I get asked a lot about gratuity guidelines for wedding vendors, so below you'll find Ultimate Wedding Vendor Tipping Guide borrowed from Brides.com.

Hair/makeup pros: 15–20 percent of the total bill

Musicians: $25–$50 each

Officiant: $50 if you're married by a judge or clerk; clergy members, in general, don't accept tips, so instead, make a donation ($100 on average) to the appropriate house of worship.

Altar boys or girls: $5–$10; if they decline, add this amount to your donation to the church.

Wedding planners: 10-15 percent of contracted price

Photographers/videographers: $100–$200 if the pro is part of a larger outfit or agency (but not the owner).  Second shooters should receive $50–$75.

Catering manager: $250–$500

Waitstaff: 15 percent of the total pretax food bill (given to the catering manager or "captain" to distribute)

Bartenders: 10–15 percent of the total pretax bar bill. Inform the bartenders of your intent to tip after the reception, and request that they refuse tips from guests.  No horrid tip jars!

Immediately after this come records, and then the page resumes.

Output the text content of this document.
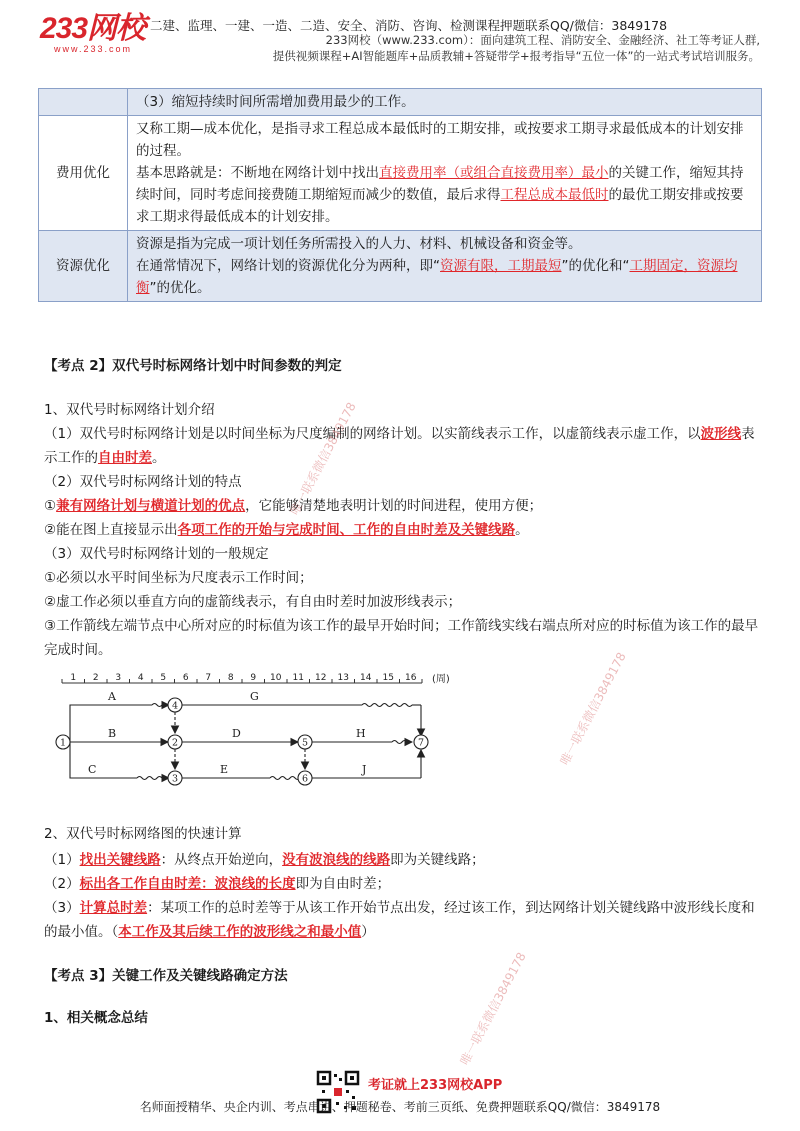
233网校
www.233.com
二建、监理、一建、一造、二造、安全、消防、咨询、检测课程押题联系QQ/微信：3849178
233网校（www.233.com）：面向建筑工程、消防安全、金融经济、社工等考证人群,
提供视频课程+AI智能题库+品质教辅+答疑带学+报考指导“五位一体”的一站式考试培训服务。
	（3）缩短持续时间所需增加费用最少的工作。
费用优化	又称工期—成本优化，是指寻求工程总成本最低时的工期安排，或按要求工期寻求最低成本的计划安排的过程。
基本思路就是：不断地在网络计划中找出直接费用率（或组合直接费用率）最小的关键工作，缩短其持续时间，同时考虑间接费随工期缩短而减少的数值，最后求得工程总成本最低时的最优工期安排或按要求工期求得最低成本的计划安排。

资源优化	资源是指为完成一项计划任务所需投入的人力、材料、机械设备和资金等。
在通常情况下，网络计划的资源优化分为两种，即“资源有限，工期最短”的优化和“工期固定，资源均衡”的优化。
【考点 2】双代号时标网络计划中时间参数的判定
1、双代号时标网络计划介绍
（1）双代号时标网络计划是以时间坐标为尺度编制的网络计划。以实箭线表示工作，以虚箭线表示虚工作，以波形线表示工作的自由时差。
（2）双代号时标网络计划的特点
①兼有网络计划与横道计划的优点，它能够清楚地表明计划的时间进程，使用方便；
②能在图上直接显示出各项工作的开始与完成时间、工作的自由时差及关键线路。
（3）双代号时标网络计划的一般规定
①必须以水平时间坐标为尺度表示工作时间；
②虚工作必须以垂直方向的虚箭线表示，有自由时差时加波形线表示；
③工作箭线左端节点中心所对应的时标值为该工作的最早开始时间；工作箭线实线右端点所对应的时标值为该工作的最早完成时间。
1 2 3 4 5 6 7 8 9 10 11 12 13 14 15 16 (周)
A
B
C
D
E
G
H
J
1	2
3
4
5
6
7
2、双代号时标网络图的快速计算
（1）找出关键线路：从终点开始逆向，没有波浪线的线路即为关键线路；
（2）标出各工作自由时差：波浪线的长度即为自由时差；
（3）计算总时差：某项工作的总时差等于从该工作开始节点出发，经过该工作，到达网络计划关键线路中波形线长度和的最小值。（本工作及其后续工作的波形线之和最小值）
【考点 3】关键工作及关键线路确定方法
1、相关概念总结
唯一联系微信3849178
唯一联系微信3849178
唯一联系微信3849178
考证就上233网校APP
名师面授精华、央企内训、考点串讲、押题秘卷、考前三页纸、免费押题联系QQ/微信：3849178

Reception band/DJ: $25–$50 per person, but take their performance into account: Did your bashful uncle boogie for the first time in 40 years?  Then give a little more cash.

Chauffeur/driver: 15–20 percent of the total bill, typically presented at the end of the day

Valets: $1–$2 per car, given to the supervisor in advance, to be split among staff.  Display a sign at the valet station stating that gratuities have been taken care of.  The valets should also be instructed to refuse any tips offered by guests.

Restroom/coat-check attendants: $.50–$2 per guest; calculate this total in advance and give to your reception site manager to distribute.

Delivery people: $5–$20 per person for deliveries arriving from your florist, baker, rental company, and other vendors.  These staffers may also be doing the heavy lifting, on-site setup, and hauling away that come with producing your wedding—so tip accordingly.

Bellhop: $1–$2 per piece of luggage brought to and from the room

Doorperson: $1–$2 per task for any kind of assistance, like hailing a cab

Housekeeper: $2–$4 per day

Concierge: $5–$20, depending on the request(s)

Of course these suggestions are standard guidelines. If you feel a vendor went above and beyond the call of duty, bless them accordingly.  And if you are disappointed with the level of service of a vendor, you are not obligated to extend gratuity.  But make sure to let them know how you feel so that they can improve for the next clients they service.